62. Die Odyssee des Leberegels
    Quelle: Wilhelm Bölsche: »Das Liebesleben in der Natur«, erste Folge. Verlegt bei Eugen Diederichs, Leipzig, 1901.
    Romantischer noch und grausiger zugleich als die Entwicklungsgeschichte des Bandwurms (siehe den vorhergehenden Abschnitt) ist der Werdegang des Leberegels. Das ist ein kleiner Schmarotzer, der sich gern in der Gallenblase des Schafs ansiedelt, also in jenem Teil der Leber, der die erzeugte Gallenflüssigkeit in den Darmkanal entleert. Der Leberegel ist ein Plattwurm, der Darm und Mund besitzt und sich von Leberblut nährt. Er wird dadurch dem bergenden Schaf gefährlich. Denn wenn viele Leberegel in der Gallenblase sitzen, so zerstören sie die Wände ihres Gehäuses, und das Schaf geht an Leberfäule ein.
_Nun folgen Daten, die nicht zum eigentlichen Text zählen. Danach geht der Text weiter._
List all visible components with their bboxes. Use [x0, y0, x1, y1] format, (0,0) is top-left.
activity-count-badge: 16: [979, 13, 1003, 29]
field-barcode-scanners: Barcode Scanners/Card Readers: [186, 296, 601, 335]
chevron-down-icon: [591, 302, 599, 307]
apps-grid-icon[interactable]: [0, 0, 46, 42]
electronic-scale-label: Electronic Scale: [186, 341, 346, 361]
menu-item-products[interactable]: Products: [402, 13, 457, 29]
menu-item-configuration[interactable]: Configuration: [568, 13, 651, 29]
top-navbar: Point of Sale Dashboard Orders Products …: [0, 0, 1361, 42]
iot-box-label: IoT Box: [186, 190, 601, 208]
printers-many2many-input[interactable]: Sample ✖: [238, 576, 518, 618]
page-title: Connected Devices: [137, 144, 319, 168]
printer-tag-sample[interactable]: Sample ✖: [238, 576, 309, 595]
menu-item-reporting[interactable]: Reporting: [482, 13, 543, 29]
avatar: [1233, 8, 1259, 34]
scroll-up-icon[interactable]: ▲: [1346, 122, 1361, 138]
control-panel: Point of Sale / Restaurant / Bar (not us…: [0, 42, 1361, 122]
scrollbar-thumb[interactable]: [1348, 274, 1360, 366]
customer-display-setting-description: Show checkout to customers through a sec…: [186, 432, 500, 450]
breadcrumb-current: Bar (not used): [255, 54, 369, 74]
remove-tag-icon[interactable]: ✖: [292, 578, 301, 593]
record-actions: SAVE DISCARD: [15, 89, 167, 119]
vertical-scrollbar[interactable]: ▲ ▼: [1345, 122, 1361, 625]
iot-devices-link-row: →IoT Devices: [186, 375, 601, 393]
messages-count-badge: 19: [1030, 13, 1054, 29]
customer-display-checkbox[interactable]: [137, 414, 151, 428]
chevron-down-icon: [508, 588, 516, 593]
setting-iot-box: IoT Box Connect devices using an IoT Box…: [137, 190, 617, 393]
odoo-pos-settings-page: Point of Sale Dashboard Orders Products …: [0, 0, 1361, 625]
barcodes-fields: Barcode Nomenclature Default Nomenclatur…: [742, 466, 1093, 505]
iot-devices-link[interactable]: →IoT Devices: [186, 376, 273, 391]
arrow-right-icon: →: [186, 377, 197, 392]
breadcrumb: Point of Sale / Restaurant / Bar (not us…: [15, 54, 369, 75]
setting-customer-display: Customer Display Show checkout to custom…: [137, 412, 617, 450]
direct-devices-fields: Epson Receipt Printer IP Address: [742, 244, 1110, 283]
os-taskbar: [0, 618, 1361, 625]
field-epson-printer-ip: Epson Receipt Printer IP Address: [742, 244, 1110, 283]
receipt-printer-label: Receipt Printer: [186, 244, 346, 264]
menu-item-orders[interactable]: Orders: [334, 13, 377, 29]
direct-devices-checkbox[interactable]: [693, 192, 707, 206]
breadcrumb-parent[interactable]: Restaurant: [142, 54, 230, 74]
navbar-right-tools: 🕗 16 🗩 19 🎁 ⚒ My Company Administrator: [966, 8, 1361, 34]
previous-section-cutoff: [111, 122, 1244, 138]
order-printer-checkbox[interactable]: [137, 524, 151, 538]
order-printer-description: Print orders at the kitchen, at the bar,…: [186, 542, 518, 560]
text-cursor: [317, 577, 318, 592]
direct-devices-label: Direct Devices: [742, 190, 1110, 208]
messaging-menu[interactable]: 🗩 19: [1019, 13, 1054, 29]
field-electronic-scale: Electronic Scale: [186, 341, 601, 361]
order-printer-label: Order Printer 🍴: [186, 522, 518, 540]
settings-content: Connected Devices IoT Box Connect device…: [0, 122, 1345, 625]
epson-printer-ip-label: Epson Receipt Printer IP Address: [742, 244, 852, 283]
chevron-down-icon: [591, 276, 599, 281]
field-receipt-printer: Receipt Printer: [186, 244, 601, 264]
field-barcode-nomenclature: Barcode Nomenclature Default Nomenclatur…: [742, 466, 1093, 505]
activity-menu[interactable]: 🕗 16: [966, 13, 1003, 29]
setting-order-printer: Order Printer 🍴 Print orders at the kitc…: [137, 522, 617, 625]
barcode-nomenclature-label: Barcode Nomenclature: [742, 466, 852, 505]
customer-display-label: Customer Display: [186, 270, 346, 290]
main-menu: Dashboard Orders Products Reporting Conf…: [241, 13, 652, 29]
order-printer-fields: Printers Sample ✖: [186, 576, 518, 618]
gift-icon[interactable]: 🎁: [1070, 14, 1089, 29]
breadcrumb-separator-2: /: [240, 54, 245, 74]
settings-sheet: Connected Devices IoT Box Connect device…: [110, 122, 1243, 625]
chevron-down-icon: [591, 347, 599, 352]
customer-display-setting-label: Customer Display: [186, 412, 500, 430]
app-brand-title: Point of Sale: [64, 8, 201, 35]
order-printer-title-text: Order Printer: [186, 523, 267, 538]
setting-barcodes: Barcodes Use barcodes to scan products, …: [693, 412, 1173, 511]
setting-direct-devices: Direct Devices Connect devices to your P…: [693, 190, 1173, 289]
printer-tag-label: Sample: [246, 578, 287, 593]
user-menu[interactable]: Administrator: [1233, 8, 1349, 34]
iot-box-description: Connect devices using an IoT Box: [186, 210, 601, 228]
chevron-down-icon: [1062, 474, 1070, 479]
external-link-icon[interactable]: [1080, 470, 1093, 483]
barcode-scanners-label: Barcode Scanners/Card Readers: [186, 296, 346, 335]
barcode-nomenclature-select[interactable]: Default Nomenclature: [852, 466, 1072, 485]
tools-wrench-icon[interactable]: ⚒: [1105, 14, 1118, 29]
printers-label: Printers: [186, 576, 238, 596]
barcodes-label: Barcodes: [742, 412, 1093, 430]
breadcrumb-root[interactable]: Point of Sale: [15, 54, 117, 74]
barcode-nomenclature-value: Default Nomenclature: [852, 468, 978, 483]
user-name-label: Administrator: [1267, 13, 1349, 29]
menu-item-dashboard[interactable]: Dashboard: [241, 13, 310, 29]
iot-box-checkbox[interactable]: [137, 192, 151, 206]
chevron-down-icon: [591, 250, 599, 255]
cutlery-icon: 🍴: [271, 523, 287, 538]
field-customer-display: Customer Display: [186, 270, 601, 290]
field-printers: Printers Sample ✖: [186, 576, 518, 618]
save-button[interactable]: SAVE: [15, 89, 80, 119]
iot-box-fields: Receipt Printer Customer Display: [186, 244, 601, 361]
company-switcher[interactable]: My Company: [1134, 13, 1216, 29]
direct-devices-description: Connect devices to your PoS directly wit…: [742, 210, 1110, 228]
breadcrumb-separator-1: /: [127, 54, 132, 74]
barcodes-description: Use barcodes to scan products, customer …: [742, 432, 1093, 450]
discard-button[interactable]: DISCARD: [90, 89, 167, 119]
    So lange aber der Wirt noch lebt, nähren sich die Egelchen gut und vergnügt, und da sie alle zweigeschlechtlich sind, so können sie sich ebenfalls gegenseitig befruchten. Wiederum entstehen Millionen von einzelnen Eiern, die in den Darmkanal hineinfallen und von dort nach außen entleert werden. Der Regen wäscht dann die Wiesen ab, auf denen Schafe geweidet haben, und so gelangen die Eier ins Wasser. Dort wird die Eischale gesprengt, und aus jeder schlüpft eine Larve aus. Sie vermag zunächst mit Hilfe von Wimperhaaren frei herumzuschwimmen, dann aber verliert sie das Wimperkleid, taucht unter und kriecht schließlich in den Leib einer der in großer Zahl vorhandenen Teichschnecken. Dort drinnen verkapselt sich die Larve wieder zur Finne.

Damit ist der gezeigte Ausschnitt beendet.